Saturday, March 09, 2024

something about “Let's Explore Diabetes With Owls” by David Sedaris

My David Sedaris read-a-thon continued with Let's Explore Diabetes With Owls, an essay collection released in 2013. I enjoy reading Sedaris. I had been reading him on my commute and sometimes before bed or when I wake in the middle of the night. Those times flew by.

An acquaintance said she thinks Sedaris really loves people. I think people interest him, but I do not think he loves them. In a previous post I noted that I find his moments of mockery conspicuous. But maybe you can mock and love people.

My favorite essay in Owls is not a funny or poignant one: it is "Day In, Day Out" because, in it, Sedaris describes how he developed his writing habit and subject matter choices by keeping journals. I enjoy reading good writers talk about writing, and this essay can help aspiring professional and hobbyist writers.

One of my favorite funny parts of Owls comes in “A Friend in the Ghetto,” Sedaris’s telling of his attempt in ninth grade to forge a relationship with an overweight black girl. In this telling, he calls her Delicia. He was using Delicia to relieve the peer pressure he felt to have a girlfriend and to score cheap social-justice points. At one point, Sedaris wants to bring Delicia with him to church; his mother objects, so David accuses his mother of objecting because she fears having half-black grandchildren. His mom replies:

“That’s right,” she said. “I want you to marry someone exactly like me, with a big beige purse and lots of veins in her legs. In fact, why don’t I just divorce your father so the two of us can run off together?”
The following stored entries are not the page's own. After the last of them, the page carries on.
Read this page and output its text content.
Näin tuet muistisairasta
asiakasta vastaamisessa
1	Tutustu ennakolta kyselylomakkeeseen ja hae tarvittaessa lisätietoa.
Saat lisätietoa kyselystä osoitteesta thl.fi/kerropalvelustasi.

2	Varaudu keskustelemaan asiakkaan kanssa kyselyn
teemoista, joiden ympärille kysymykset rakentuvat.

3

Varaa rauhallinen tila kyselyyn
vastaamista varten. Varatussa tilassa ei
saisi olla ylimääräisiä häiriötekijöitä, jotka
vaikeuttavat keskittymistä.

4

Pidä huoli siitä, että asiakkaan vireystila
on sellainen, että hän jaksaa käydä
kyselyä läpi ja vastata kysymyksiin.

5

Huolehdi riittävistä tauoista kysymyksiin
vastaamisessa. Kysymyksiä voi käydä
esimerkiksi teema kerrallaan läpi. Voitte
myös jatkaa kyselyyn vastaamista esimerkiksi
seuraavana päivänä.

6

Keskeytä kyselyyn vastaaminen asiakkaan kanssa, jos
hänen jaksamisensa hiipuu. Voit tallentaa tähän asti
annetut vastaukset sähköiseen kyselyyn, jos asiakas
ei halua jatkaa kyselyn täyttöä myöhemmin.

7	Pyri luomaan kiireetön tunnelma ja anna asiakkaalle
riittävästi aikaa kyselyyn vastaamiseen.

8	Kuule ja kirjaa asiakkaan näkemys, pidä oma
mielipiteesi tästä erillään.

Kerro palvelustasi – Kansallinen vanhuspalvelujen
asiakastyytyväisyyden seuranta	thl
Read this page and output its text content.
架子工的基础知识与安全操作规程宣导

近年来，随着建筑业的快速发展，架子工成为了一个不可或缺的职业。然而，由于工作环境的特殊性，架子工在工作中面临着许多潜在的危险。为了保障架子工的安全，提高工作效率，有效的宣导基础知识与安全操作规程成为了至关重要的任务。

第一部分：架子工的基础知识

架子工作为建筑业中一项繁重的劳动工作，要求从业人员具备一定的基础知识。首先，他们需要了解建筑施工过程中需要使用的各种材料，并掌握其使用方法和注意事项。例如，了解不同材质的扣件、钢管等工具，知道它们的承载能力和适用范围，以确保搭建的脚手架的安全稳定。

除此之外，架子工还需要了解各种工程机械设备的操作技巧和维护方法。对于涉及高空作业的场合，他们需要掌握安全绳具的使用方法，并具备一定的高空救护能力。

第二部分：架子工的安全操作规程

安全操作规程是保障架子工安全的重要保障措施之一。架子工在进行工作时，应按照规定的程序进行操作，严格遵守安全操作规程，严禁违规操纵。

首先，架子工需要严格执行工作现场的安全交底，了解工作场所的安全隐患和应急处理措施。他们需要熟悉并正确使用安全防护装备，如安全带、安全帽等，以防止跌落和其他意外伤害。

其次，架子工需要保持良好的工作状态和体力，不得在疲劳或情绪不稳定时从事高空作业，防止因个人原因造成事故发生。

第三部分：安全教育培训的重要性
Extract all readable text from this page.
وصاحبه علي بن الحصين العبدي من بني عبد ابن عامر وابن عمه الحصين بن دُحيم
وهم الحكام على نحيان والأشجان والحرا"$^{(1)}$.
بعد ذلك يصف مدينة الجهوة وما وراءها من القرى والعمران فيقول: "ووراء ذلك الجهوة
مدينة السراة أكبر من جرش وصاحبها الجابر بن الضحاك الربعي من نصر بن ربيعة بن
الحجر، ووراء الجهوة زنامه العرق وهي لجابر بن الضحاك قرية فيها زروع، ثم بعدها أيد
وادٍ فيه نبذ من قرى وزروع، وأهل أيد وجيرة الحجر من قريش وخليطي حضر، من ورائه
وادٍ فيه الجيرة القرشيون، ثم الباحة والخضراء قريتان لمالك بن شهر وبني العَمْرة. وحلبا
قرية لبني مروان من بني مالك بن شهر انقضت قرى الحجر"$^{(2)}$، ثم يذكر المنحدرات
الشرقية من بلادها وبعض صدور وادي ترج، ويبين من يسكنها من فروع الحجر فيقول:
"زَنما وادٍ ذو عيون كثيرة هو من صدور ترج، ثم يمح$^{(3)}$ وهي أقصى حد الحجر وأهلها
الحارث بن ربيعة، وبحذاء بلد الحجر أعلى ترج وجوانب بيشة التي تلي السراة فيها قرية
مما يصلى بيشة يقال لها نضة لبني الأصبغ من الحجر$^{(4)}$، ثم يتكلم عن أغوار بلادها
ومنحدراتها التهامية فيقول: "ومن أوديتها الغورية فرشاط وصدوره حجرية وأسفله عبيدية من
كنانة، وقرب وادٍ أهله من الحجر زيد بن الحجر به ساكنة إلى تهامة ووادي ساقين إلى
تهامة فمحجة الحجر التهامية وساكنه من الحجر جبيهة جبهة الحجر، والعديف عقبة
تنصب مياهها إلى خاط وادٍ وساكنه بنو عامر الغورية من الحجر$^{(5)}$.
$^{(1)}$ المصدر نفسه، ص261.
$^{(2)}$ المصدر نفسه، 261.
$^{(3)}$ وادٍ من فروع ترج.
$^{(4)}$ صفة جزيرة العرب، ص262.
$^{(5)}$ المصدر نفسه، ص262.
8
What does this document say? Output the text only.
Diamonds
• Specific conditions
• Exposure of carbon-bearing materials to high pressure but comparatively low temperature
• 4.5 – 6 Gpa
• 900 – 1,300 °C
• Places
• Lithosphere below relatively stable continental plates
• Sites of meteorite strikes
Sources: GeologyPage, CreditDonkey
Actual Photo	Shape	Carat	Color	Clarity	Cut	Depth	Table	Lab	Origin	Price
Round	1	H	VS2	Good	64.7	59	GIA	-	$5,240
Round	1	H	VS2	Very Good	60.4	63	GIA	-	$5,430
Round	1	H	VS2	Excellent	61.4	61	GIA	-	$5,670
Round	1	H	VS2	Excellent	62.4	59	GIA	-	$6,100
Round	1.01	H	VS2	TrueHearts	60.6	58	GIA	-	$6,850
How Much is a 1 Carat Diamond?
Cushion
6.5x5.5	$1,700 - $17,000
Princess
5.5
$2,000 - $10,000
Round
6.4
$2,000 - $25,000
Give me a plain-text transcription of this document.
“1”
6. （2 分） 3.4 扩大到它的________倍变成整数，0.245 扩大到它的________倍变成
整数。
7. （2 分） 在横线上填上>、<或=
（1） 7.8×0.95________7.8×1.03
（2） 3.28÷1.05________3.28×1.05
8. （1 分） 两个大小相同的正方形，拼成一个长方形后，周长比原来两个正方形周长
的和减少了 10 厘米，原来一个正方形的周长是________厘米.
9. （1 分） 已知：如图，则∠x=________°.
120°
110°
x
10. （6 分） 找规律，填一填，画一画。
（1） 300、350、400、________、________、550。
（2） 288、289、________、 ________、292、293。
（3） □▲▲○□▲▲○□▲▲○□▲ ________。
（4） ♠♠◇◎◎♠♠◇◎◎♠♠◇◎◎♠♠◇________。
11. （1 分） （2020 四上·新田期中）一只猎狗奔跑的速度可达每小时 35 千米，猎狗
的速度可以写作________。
“You’re disgusting,” I told her. “I’ll never marry you. Never!” I left the room in a great, dramatic huff, thinking, Did I just refuse to marry my mother? and then, secretly, I’m free! The part of my plan that made old people uncomfortable, that exposed them for the bigots they were—and on a Sunday!—still appealed to me. But the mechanics of it would have been a pain. Buses wouldn’t be running, so someone would have to drive to the south side, pick up Delicia, and then come back across town. After I’d finished shocking everyone, I’d have to somehow get her home. I didn’t imagine her aunt had a car. My mother wasn’t going to drive us, so that just left my dad, who would certainly be watching football and wouldn’t leave his spot in front of the TV even if my date was white and offered to chip in for the gas. Surely something could be arranged, but it seemed easier to take the out that had just been handed to me and to say that our date was forbidden.

Love seemed all the sweeter when it was misunderstood, condemned by the outside world.

Later, Sedaris breaks the news to Delicia that his parents are prejudiced, and she seems undisturbed, saying only that it was okay. To which Sedaris responds:

“Well, no, actually, it’s not okay,” I told her. “Actually, it stinks.” I laid my hand over hers on the desktop and then looked down at it, thinking what a great poster this would make. “Togetherness,” it might read. I’d expected electricity to pass mutually between us, but all I really felt was self-conscious, and disappointed that more people weren’t looking on.

I wonder if this is more fiction than truth.

My other favorite funny part in Owls comes in “The Happy Place,” an essay about Sedaris getting a colonoscopy. For the procedure, he is given propofol, which gives him a sleepy sense of euphoria. He writes of the experience:

Never had I experienced such an all-encompassing sense of well-being. Everything was soft-edged and lovely. Everyone was magnificent. Perhaps if I still drank and took drugs I might not have felt the effects so strongly, but except for some Dilaudid I’d been given for a kidney stone back in 2009, I had been cruelly sober for thirteen years.

After the procedure, Sedaris writes of waking and finding a woman in his room.

“I’m going to need for you to pass some gas,” said the woman putting papers into envelopes. She spoke as if she were a teacher, and I was a second-grade student. “Do you think you can do that for me?”

“For you, anything.” And as I did as I was instructed, I realized it was no different than playing a wind instrument. There were other musicians behind other curtains, and I swear I could hear them chiming in, the group of us forming God’s own horn section.

Reviews of books by Sedaris are not hard to find, and some of them trace changes in his writing. I have found Sedaris to be pretty consistent from one book to the next. And this is the fourth book of his that I have read, following Me Talk Pretty One Day, Dress Your Family in Corduroy and Denim, Calypso, and When You AreEngulfed in Flames (and not counting The Best of Me, which a best-of rather than a stand-alone collection).